A) Workflow for Machine learning approach. The training set is fed into linear discriminant analysis (LDA) to generate LDA vectors, which are applied to the blinded test set for classification. The predicted molecule are validated from the validation cohort by a commercial ELISA. B) The best performing panel based on the area under the ROC curve using the Lasso algorithm was selected in the training set. Y-axis; the area under the ROC curve, X-axis; proteins selected by the Lasso algorithm. The green box shows the selected protein with High AUC for the blinded test set. C) The Accuracy for 4 selected using the test set. Randomly selected control: Accuracy = 55%, AUC = 0.58., Shuffling control: Accuracy = 47.6%, AUC=0.47. D) A scatter plot of log₂ (normalized ratio) as measured by proteomics per selected candidate protein in Machine Learning. (ANXA5: p = 4.58E-06, log₂ fold change = 1.1, VGF: p = 5.30E-04, log₂ fold change = −1.6, GPM6A: p = 5.37E-04, log₂ fold change = 0.6, ACTZ: p = 4.44E-03, log₂ fold change = −1.5). The t test was caluculated by Mann-Whitney test.

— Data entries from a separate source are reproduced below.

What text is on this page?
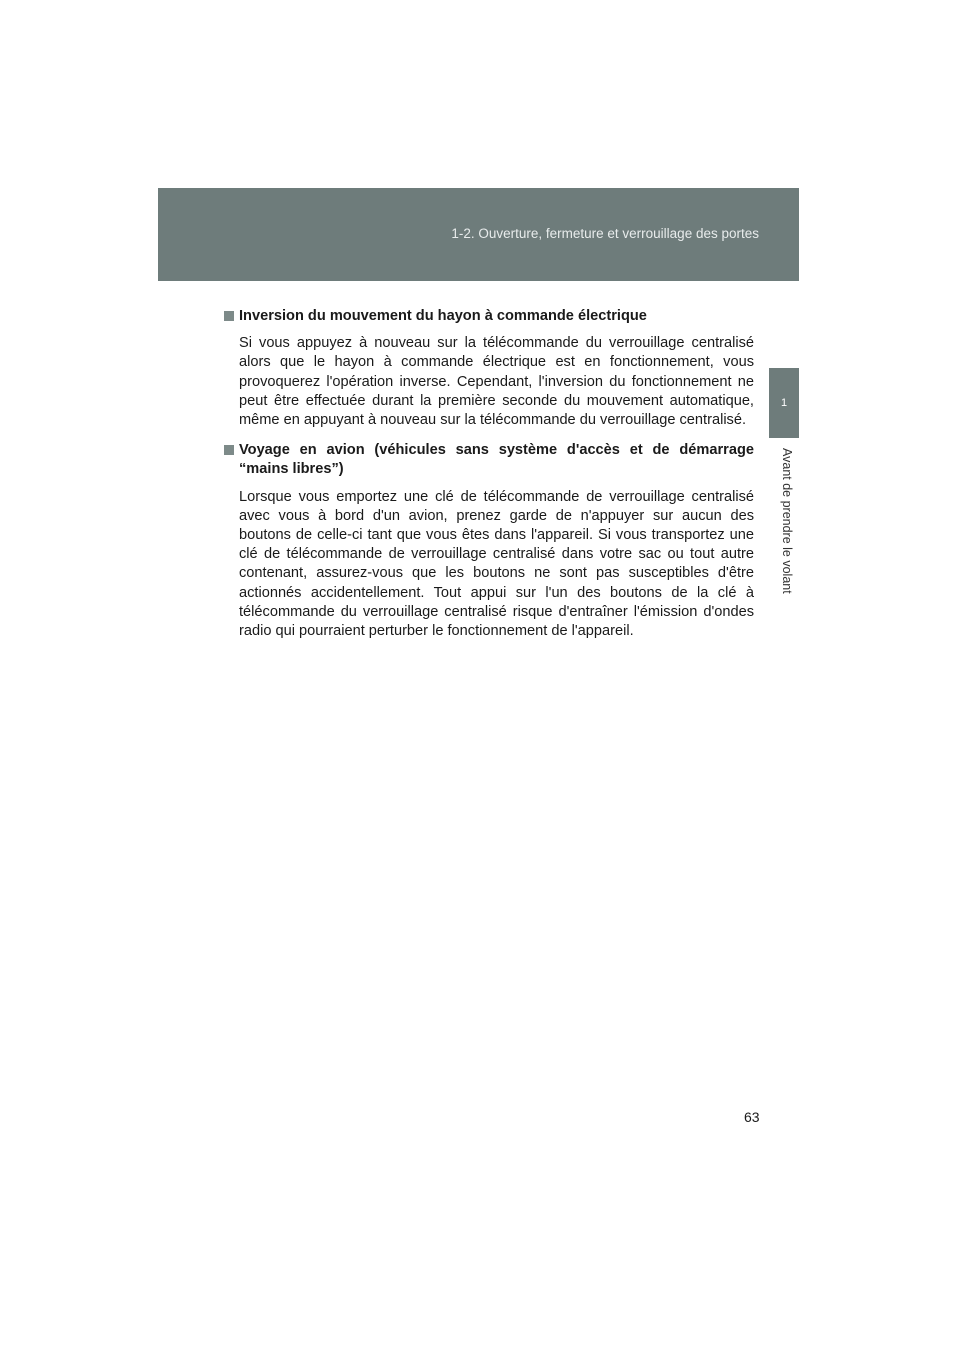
1-2. Ouverture, fermeture et verrouillage des portes
1
Avant de prendre le volant
Inversion du mouvement du hayon à commande électrique
Si vous appuyez à nouveau sur la télécommande du verrouillage centralisé alors que le hayon à commande électrique est en fonctionnement, vous provoquerez l'opération inverse. Cependant, l'inversion du fonctionnement ne peut être effectuée durant la première seconde du mouvement automatique, même en appuyant à nouveau sur la télécommande du verrouillage centralisé.
Voyage en avion (véhicules sans système d'accès et de démarrage “mains libres”)
Lorsque vous emportez une clé de télécommande de verrouillage centralisé avec vous à bord d'un avion, prenez garde de n'appuyer sur aucun des boutons de celle-ci tant que vous êtes dans l'appareil. Si vous transportez une clé de télécommande de verrouillage centralisé dans votre sac ou tout autre contenant, assurez-vous que les boutons ne sont pas susceptibles d'être actionnés accidentellement. Tout appui sur l'un des boutons de la clé à télécommande du verrouillage centralisé risque d'entraîner l'émission d'ondes radio qui pourraient perturber le fonctionnement de l'appareil.
63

E) Scattered plot of candidate molecules and AD pathogenic molecule in brain-derived EVs. Left: GPM6A and pS396 tau (r = 0.380, p = 0.019 using two-tailed t-test). Center: GPM6A and Aβ1-42 (r = 0.387, p = 0.016). Right: VGF and Aβ1-42 (r = −0.538, p = 0.002). F) Left: Significant difference in total ANXA5 to total EV protein between AD and CTRL group by ELISA (p = 0.0042 by Mann-Whitney test) (AD = 42, CTRL = 36). Right: Braak stage-dependent increase in the ANXA5 expression level to total EV protein in AD dependent manner.